Брюс в этих краях дальних прежде не бывал и с нравами диковатыми незнаком был. И не узнал бы их, поди, никогда, но Петр Алексеевич захворал от простуды, позвал к себе и говорит:
— Будеттебе поручение, Яков Вилимович, важности государственной. В сей же час собирайся и поезжай в Двинский острог. Сидит там тайный затворник, индигирский югагир по имени Тренка. Сей предсказатель пришел к нам семь лет тому…
Ни о каком тайном затворнике югагире, посаженном в крепость, Брюс до сей поры из государевых уст никогда не слышал и сейчас тому немало подивился. Обыкновенно Петр Алексеевич в подобных случаях вещи диковинные непременно показывал, а ежели дело касалось и вовсе явлений тайных и магических, то советовался.

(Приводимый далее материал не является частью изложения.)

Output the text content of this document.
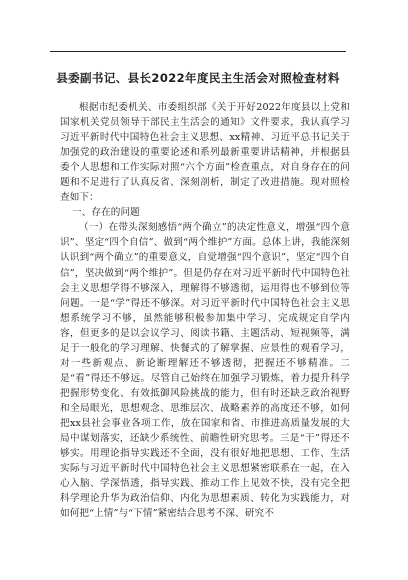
县委副书记、县长2022年度民主生活会对照检查材料

根据市纪委机关、市委组织部《关于开好2022年度县以上党和国家机关党员领导干部民主生活会的通知》文件要求，我认真学习习近平新时代中国特色社会主义思想、xx精神、习近平总书记关于加强党的政治建设的重要论述和系列最新重要讲话精神，并根据县委个人思想和工作实际对照“六个方面”检查重点，对自身存在的问题和不足进行了认真反省、深刻剖析，制定了改进措施。现对照检查如下：

一、存在的问题

（一）在带头深刻感悟“两个确立”的决定性意义，增强“四个意识”、坚定“四个自信”、做到“两个维护”方面。总体上讲，我能深刻认识到“两个确立”的重要意义，自觉增强“四个意识”，坚定“四个自信”，坚决做到“两个维护”。但是仍存在对习近平新时代中国特色社会主义思想学得不够深入，理解得不够透彻，运用得也不够到位等问题。一是“学”得还不够深。对习近平新时代中国特色社会主义思想系统学习不够，虽然能够积极参加集中学习、完成规定自学内容，但更多的是以会议学习、阅读书籍、主题活动、短视频等，满足于一般化的学习理解、快餐式的了解掌握、应景性的观看学习，对一些新观点、新论断理解还不够透彻，把握还不够精准。二是“看”得还不够远。尽管自己始终在加强学习锻炼，着力提升科学把握形势变化、有效抵御风险挑战的能力，但有时还缺乏政治视野和全局眼光，思想观念、思维层次、战略素养的高度还不够，如何把xx县社会事业各项工作，放在国家和省、市推进高质量发展的大局中谋划落实，还缺少系统性、前瞻性研究思考。三是“干”得还不够实。用理论指导实践还不全面，没有很好地把思想、工作、生活实际与习近平新时代中国特色社会主义思想紧密联系在一起，在入心入脑、学深悟透，指导实践、推动工作上见效不快，没有完全把科学理论升华为政治信仰、内化为思想素质、转化为实践能力，对如何把“上情”与“下情”紧密结合思考不深、研究不
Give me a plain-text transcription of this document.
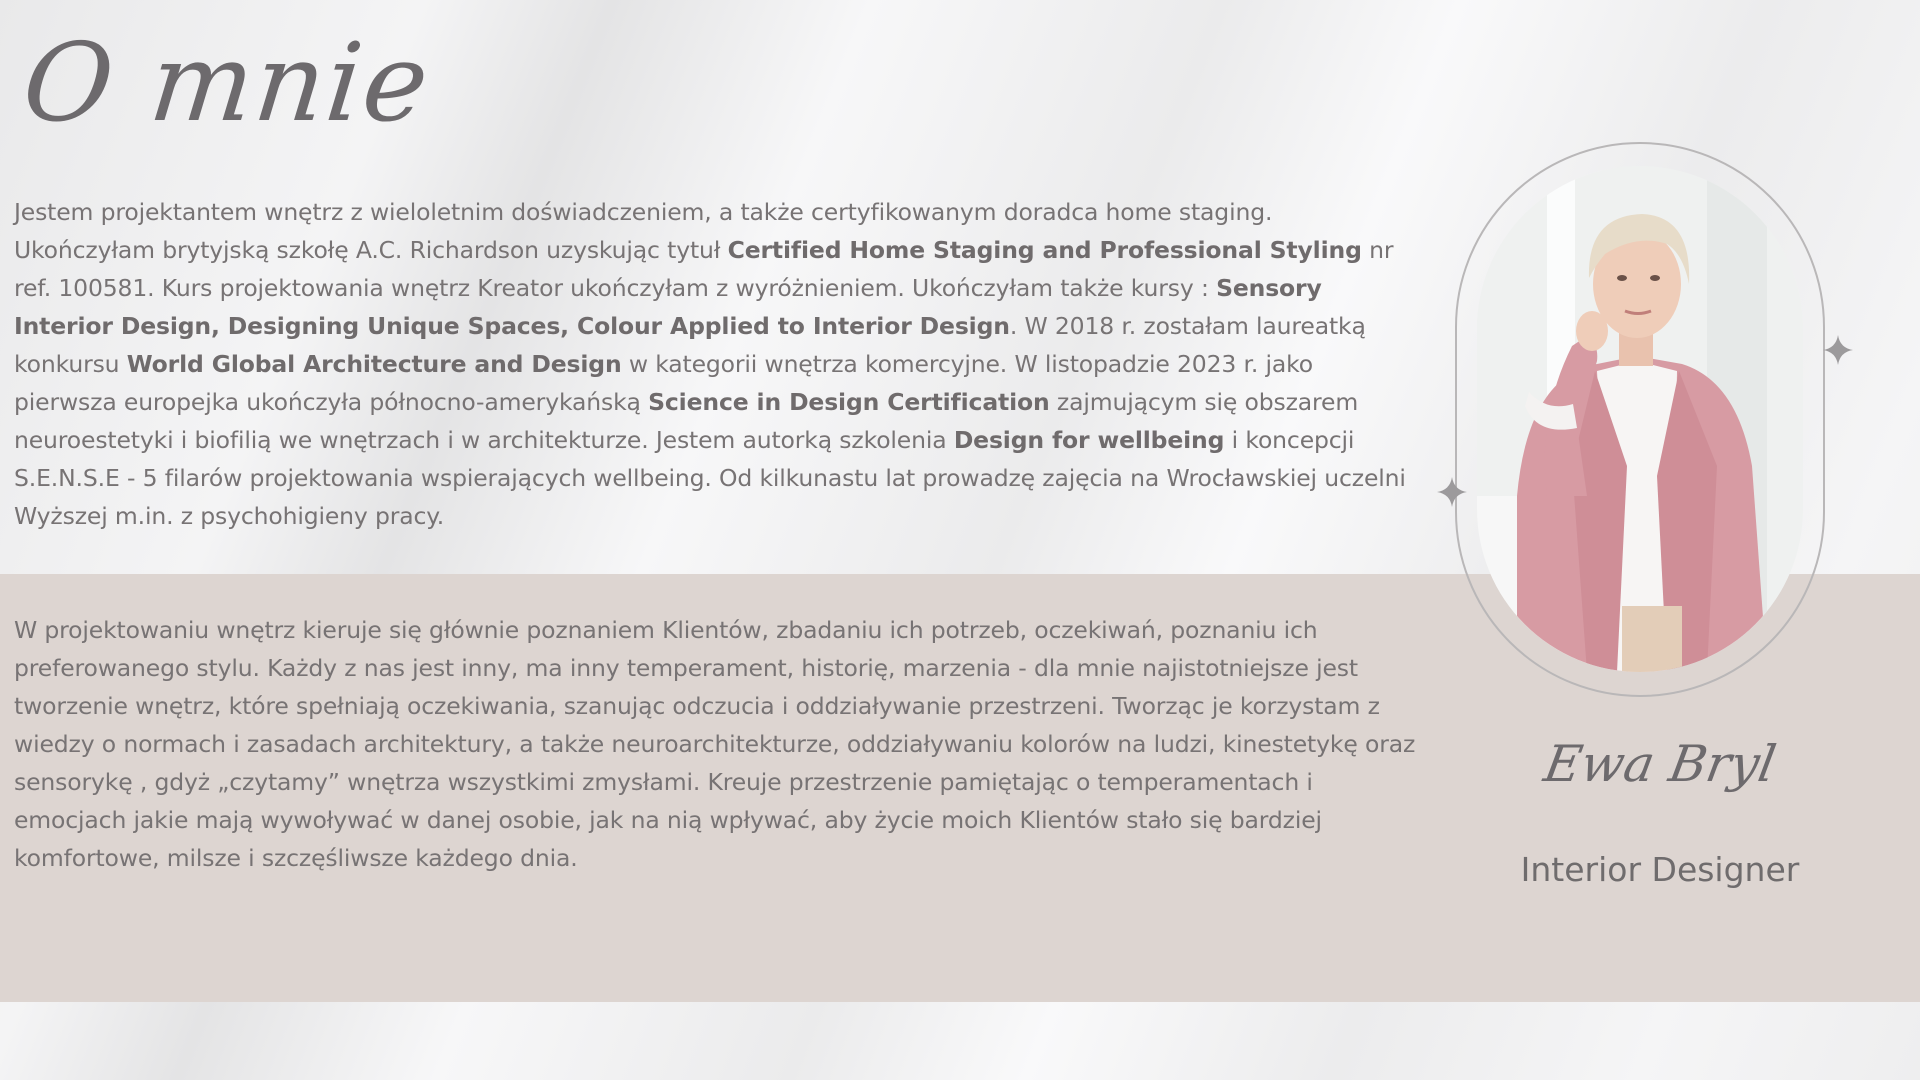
O mnie

Jestem projektantem wnętrz z wieloletnim doświadczeniem, a także certyfikowanym doradca home staging. Ukończyłam brytyjską szkołę A.C. Richardson uzyskując tytuł Certified Home Staging and Professional Styling nr ref. 100581. Kurs projektowania wnętrz Kreator ukończyłam z wyróżnieniem. Ukończyłam także kursy : Sensory Interior Design, Designing Unique Spaces, Colour Applied to Interior Design. W 2018 r. zostałam laureatką konkursu World Global Architecture and Design w kategorii wnętrza komercyjne. W listopadzie 2023 r. jako pierwsza europejka ukończyła północno-amerykańską Science in Design Certification zajmującym się obszarem neuroestetyki i biofilią we wnętrzach i w architekturze. Jestem autorką szkolenia Design for wellbeing i koncepcji S.E.N.S.E - 5 filarów projektowania wspierających wellbeing. Od kilkunastu lat prowadzę zajęcia na Wrocławskiej uczelni Wyższej m.in. z psychohigieny pracy.

W projektowaniu wnętrz kieruje się głównie poznaniem Klientów, zbadaniu ich potrzeb, oczekiwań, poznaniu ich preferowanego stylu. Każdy z nas jest inny, ma inny temperament, historię, marzenia - dla mnie najistotniejsze jest tworzenie wnętrz, które spełniają oczekiwania, szanując odczucia i oddziaływanie przestrzeni. Tworząc je korzystam z wiedzy o normach i zasadach architektury, a także neuroarchitekturze, oddziaływaniu kolorów na ludzi, kinestetykę oraz sensorykę , gdyż „czytamy” wnętrza wszystkimi zmysłami. Kreuje przestrzenie pamiętając o temperamentach i emocjach jakie mają wywoływać w danej osobie, jak na nią wpływać, aby życie moich Klientów stało się bardziej komfortowe, milsze i szczęśliwsze każdego dnia.

Ewa Bryl

Interior Designer
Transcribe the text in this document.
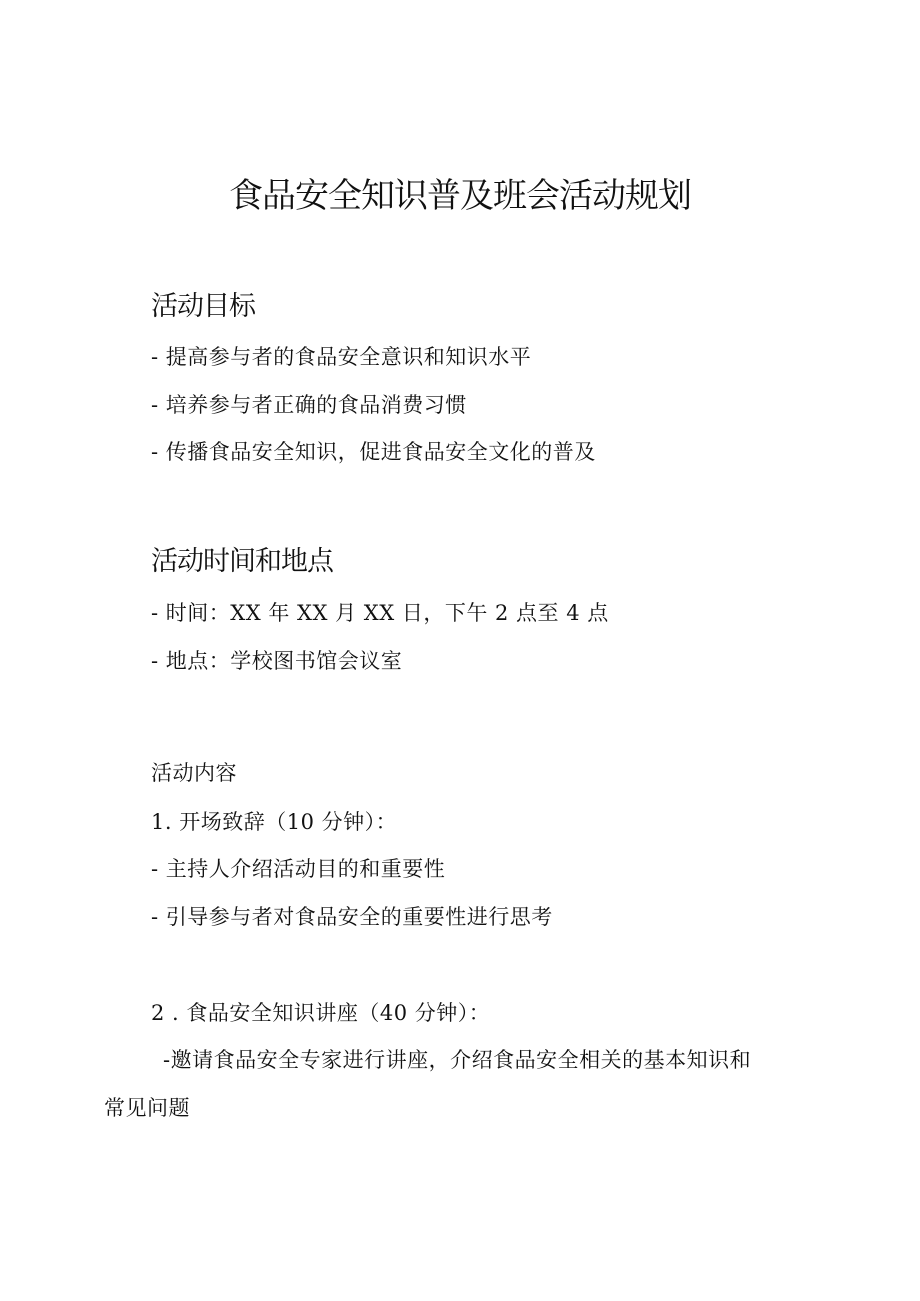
食品安全知识普及班会活动规划
活动目标
- 提高参与者的食品安全意识和知识水平
- 培养参与者正确的食品消费习惯
- 传播食品安全知识，促进食品安全文化的普及
活动时间和地点
- 时间：XX 年 XX 月 XX 日，下午 2 点至 4 点
- 地点：学校图书馆会议室
活动内容
1. 开场致辞（10 分钟）：
- 主持人介绍活动目的和重要性
- 引导参与者对食品安全的重要性进行思考
2 . 食品安全知识讲座（40 分钟）：
-邀请食品安全专家进行讲座，介绍食品安全相关的基本知识和
常见问题
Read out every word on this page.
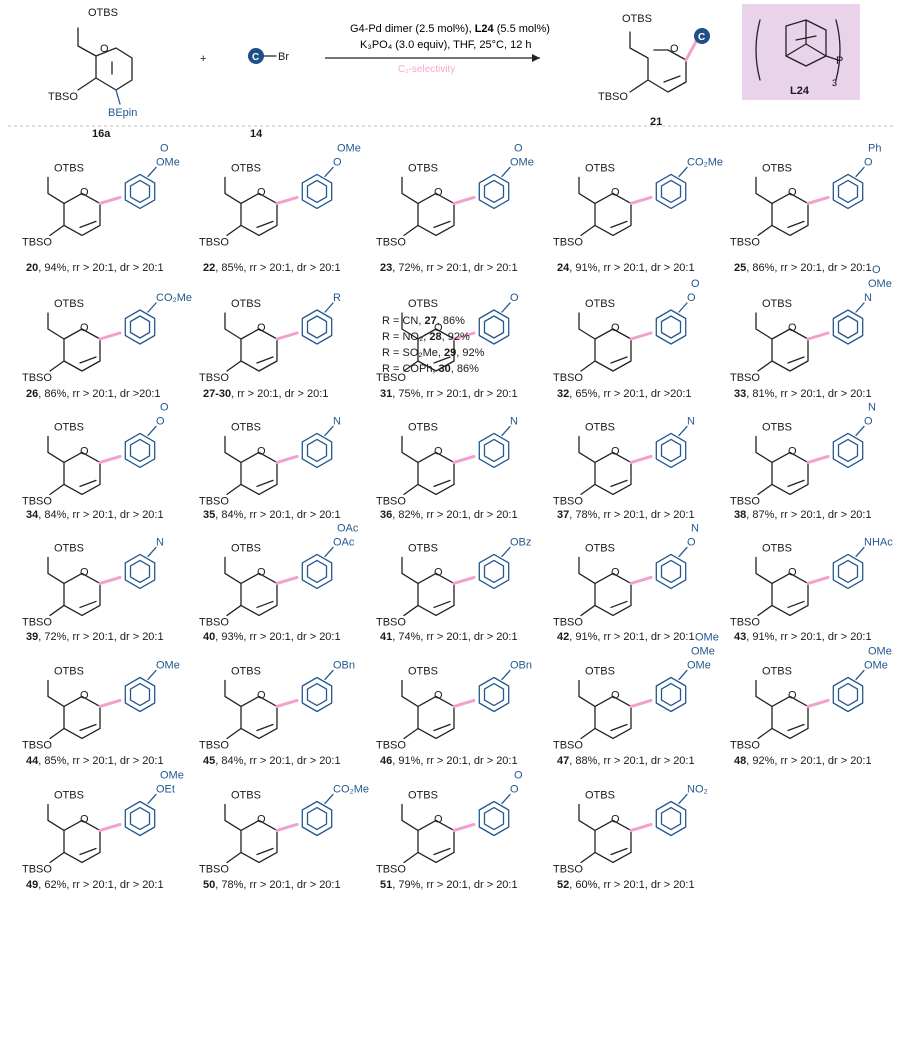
OTBS
O
TBSO
BEpin
16a
+	C Br
14
G4-Pd dimer (2.5 mol%), L24 (5.5 mol%)
K₃PO₄ (3.0 equiv), THF, 25°C, 12 h
C₁-selectivity
C
OTBS
O
TBSO
21
P
3
L24
OTBS
TBSO
O
OMe
O
20, 94%, rr > 20:1, dr > 20:1
OTBS
TBSO
O
O
OMe
22, 85%, rr > 20:1, dr > 20:1
OTBS
TBSO
O
OMe
O
23, 72%, rr > 20:1, dr > 20:1
OTBS
TBSO
O
CO₂Me
24, 91%, rr > 20:1, dr > 20:1
OTBS
TBSO
O
O
Ph
25, 86%, rr > 20:1, dr > 20:1
OTBS
TBSO
O
CO₂Me
26, 86%, rr > 20:1, dr >20:1
OTBS
TBSO
O
R
27-30, rr > 20:1, dr > 20:1
OTBS
TBSO
O
O
31, 75%, rr > 20:1, dr > 20:1
OTBS
TBSO
O
O
O
32, 65%, rr > 20:1, dr >20:1
OTBS
TBSO
O
N
OMe
O
33, 81%, rr > 20:1, dr > 20:1
OTBS
TBSO
O
O
O
34, 84%, rr > 20:1, dr > 20:1
OTBS
TBSO
O
N
35, 84%, rr > 20:1, dr > 20:1
OTBS
TBSO
O
N
36, 82%, rr > 20:1, dr > 20:1
OTBS
TBSO
O
N
37, 78%, rr > 20:1, dr > 20:1
OTBS
TBSO
O
O
N
38, 87%, rr > 20:1, dr > 20:1
OTBS
TBSO
O
N
39, 72%, rr > 20:1, dr > 20:1
OTBS
TBSO
O
OAc
OAc
40, 93%, rr > 20:1, dr > 20:1
OTBS
TBSO
O
OBz
41, 74%, rr > 20:1, dr > 20:1
OTBS
TBSO
O
O
N
42, 91%, rr > 20:1, dr > 20:1
OTBS
TBSO
O
NHAc
43, 91%, rr > 20:1, dr > 20:1
OTBS
TBSO
O
OMe
44, 85%, rr > 20:1, dr > 20:1
OTBS
TBSO
O
OBn
45, 84%, rr > 20:1, dr > 20:1
OTBS
TBSO
O
OBn
46, 91%, rr > 20:1, dr > 20:1
OTBS
TBSO
O
OMe
OMe
OMe
47, 88%, rr > 20:1, dr > 20:1
OTBS
TBSO
O
OMe
OMe
48, 92%, rr > 20:1, dr > 20:1
OTBS
TBSO
O
OEt
OMe
49, 62%, rr > 20:1, dr > 20:1
OTBS
TBSO
O
CO₂Me
50, 78%, rr > 20:1, dr > 20:1
OTBS
TBSO
O
O
O
51, 79%, rr > 20:1, dr > 20:1
OTBS
TBSO
O
NO₂
52, 60%, rr > 20:1, dr > 20:1
R = CN, 27, 86%
R = NO₂, 28, 92%
R = SO₂Me, 29, 92%
R = COPh, 30, 86%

Иное дело, поступал по воле своей…
— Отчего же я о сем не знаю? — изумился граф. Верно, от недомогания, государь вдруг рассердился:
— Есть тайны, кои дозволено знать лишь царям. И никому более, тем паче иноземцам…
Брюс сам был шотландского королевского рода, и хоть состоял на русской службе и тайн сих не ведал, однако же о их существовании слышал и потому ничуть не обиделся.
— Кесарю — кесарево, — мудро заметил он. — И что же сделать с сим затворником?
— Скажи, он милостью моей от наказания избавлен, — заявил Петр Алексеевич. — Вкупе со своими товарищами. Войди к нему в доверие и допытайся исподволь, зачем он явился. Ежели только за невестой для своего князька, найди невесту, какую надобно, сам высватай и отправь с миром на реку Индигирку. А сороковину чернобурых лисиц, что я у них отнял, в казне возьми.
— А ежели есть иная цель? — однако же спросил граф. — Кроме означенной?
Обложенный грелками, государь потел, и волосы слиплись в сосульки.
— Потому и посылаю тебя. Ты мастер дел магических, астральных… Югагир сей хоть видом не шаман, однако же силу имеет магнетическую и даже предсказывает судьбу. Будто бы все наперед знает, де-мол, есть у индигирских туземцев некий календарь, по коему известно будущее на много лет. Ты ведь тоже свой календарь сочинил…
— Быть не может! — воскликнул Брюс. — Я изучил все календари и свел во единый самые верные!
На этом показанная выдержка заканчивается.